Views: 0 Author: Site Editor Publish Time: 2023-07-25 Origin: Site
Flame retardants are a diverse and widely used chemical additive, commonly used to flame retard materials that are combustible or difficult to ignite. Let’s take a look at the three common flame retardants for PP plastic:
1. Brominated flame retardants
Most rominated flame retardants decompose at 200-300°C, which is also the decomposition temperature range of polypropylene. Therefore, when polypropylene decomposes due to heat, brominated flame retardants also begin to decompose and can capture the free radicals generated by the degradation reaction, thereby delaying or terminating the chain reaction of combustion.
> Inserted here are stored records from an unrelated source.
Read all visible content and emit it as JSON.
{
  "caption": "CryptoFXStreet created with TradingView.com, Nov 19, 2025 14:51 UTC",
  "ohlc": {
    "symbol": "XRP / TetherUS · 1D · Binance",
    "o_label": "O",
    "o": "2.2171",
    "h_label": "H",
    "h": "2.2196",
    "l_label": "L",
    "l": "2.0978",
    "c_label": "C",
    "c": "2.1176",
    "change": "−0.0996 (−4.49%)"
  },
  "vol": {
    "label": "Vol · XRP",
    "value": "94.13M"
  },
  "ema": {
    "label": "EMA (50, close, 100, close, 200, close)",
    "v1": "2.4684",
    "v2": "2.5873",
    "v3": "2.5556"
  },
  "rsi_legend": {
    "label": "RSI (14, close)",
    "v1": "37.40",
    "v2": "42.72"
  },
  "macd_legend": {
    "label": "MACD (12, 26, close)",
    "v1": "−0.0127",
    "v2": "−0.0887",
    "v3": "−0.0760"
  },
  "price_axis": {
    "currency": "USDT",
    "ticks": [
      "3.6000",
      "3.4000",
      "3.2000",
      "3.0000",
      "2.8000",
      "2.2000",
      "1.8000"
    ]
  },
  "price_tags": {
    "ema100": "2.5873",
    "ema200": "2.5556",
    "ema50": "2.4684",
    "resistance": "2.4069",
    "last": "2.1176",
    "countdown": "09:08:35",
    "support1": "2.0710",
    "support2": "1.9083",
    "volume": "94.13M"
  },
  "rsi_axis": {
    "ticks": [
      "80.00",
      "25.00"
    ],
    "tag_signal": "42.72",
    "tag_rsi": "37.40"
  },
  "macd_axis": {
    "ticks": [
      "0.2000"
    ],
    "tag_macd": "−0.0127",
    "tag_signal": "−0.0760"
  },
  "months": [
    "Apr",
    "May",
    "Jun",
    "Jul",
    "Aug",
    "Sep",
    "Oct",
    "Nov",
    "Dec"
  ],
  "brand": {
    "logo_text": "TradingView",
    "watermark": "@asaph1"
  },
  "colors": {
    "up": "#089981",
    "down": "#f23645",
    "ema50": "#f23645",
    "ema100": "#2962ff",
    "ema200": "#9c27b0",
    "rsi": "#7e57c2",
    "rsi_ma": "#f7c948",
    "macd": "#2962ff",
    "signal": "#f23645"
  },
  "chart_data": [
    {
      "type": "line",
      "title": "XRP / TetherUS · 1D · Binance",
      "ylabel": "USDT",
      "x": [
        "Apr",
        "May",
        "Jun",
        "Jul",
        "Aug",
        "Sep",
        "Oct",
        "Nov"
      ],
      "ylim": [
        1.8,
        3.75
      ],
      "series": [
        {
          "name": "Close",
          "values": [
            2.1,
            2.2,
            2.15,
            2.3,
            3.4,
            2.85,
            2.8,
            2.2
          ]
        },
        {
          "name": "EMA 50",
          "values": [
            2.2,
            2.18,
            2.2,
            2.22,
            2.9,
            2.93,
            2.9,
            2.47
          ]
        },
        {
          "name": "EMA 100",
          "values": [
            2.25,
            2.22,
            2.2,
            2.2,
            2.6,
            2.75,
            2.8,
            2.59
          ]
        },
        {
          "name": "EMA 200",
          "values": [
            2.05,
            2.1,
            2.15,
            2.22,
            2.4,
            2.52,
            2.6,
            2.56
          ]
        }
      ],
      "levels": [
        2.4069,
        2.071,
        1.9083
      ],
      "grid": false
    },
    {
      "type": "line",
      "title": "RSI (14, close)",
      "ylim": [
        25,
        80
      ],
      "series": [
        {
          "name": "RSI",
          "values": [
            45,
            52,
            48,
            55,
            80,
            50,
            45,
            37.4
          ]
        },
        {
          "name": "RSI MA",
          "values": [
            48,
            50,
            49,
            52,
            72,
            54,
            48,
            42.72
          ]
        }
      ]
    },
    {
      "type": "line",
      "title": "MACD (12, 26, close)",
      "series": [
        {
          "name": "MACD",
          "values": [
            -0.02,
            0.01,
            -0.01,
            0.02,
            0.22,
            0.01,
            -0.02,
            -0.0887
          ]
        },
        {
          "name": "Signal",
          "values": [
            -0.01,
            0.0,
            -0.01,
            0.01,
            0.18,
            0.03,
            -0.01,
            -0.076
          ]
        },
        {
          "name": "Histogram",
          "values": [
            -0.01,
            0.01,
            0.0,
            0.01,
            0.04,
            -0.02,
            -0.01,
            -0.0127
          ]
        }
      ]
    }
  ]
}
At the same time, the released HBr itself is a non-flammable gas, which has a high density and can cover the surface of the material, blocking the surface combustible gas and inhibiting the combustion of the material.
The main disadvantage of brominated flame retardants is that they reduce the UV stability of the flame-retarded substrate, generate more smoke, corrosive gases and toxic gases during combustion, which limits their application.
2. Phosphorus-nitrogen flame retardants
Phosphorus-nitrogen flame retardants, also known as intumescent flame retardants, can form a uniform carbonaceous foam layer on the surface of polymers when heated, providing insulation, oxygen barrier, smoke suppression and preventing dripping. Therefore, they have good flame retardant performance. The intumescent flame retardant system generally consists of three parts: acid source (dehydration agent), carbon source (carbonizing agent) and gas source (nitrogen source, foaming source). Intumescent flame retardants mainly play a flame-retardant role in the condensed phase by forming a porous foam carbon layer. Phosphorus-nitrogen flame retardants have the advantages of being halogen-free, low-smoke and low-toxicity.
3. Phosphorus-based flame retardants
The flame-retardant effect of phosphorus-based flame retardants is due to dehydration and carbonization during the initial decomposition of polymers. This dehydration carbonization step must rely on the oxygen-containing groups in the polymer itself. For polymers with oxygen-containing groups in their structure, their flame-retardant effect will be better. For polypropylene, since its molecular structure does not contain oxygen-containing groups, when phosphorus-based flame retardants are used alone, the flame-retardant effect is not good. However, if it is compounded with (0H)3 and Mg(OH)2, a synergistic effect can be produced to achieve good flame-retardant effect.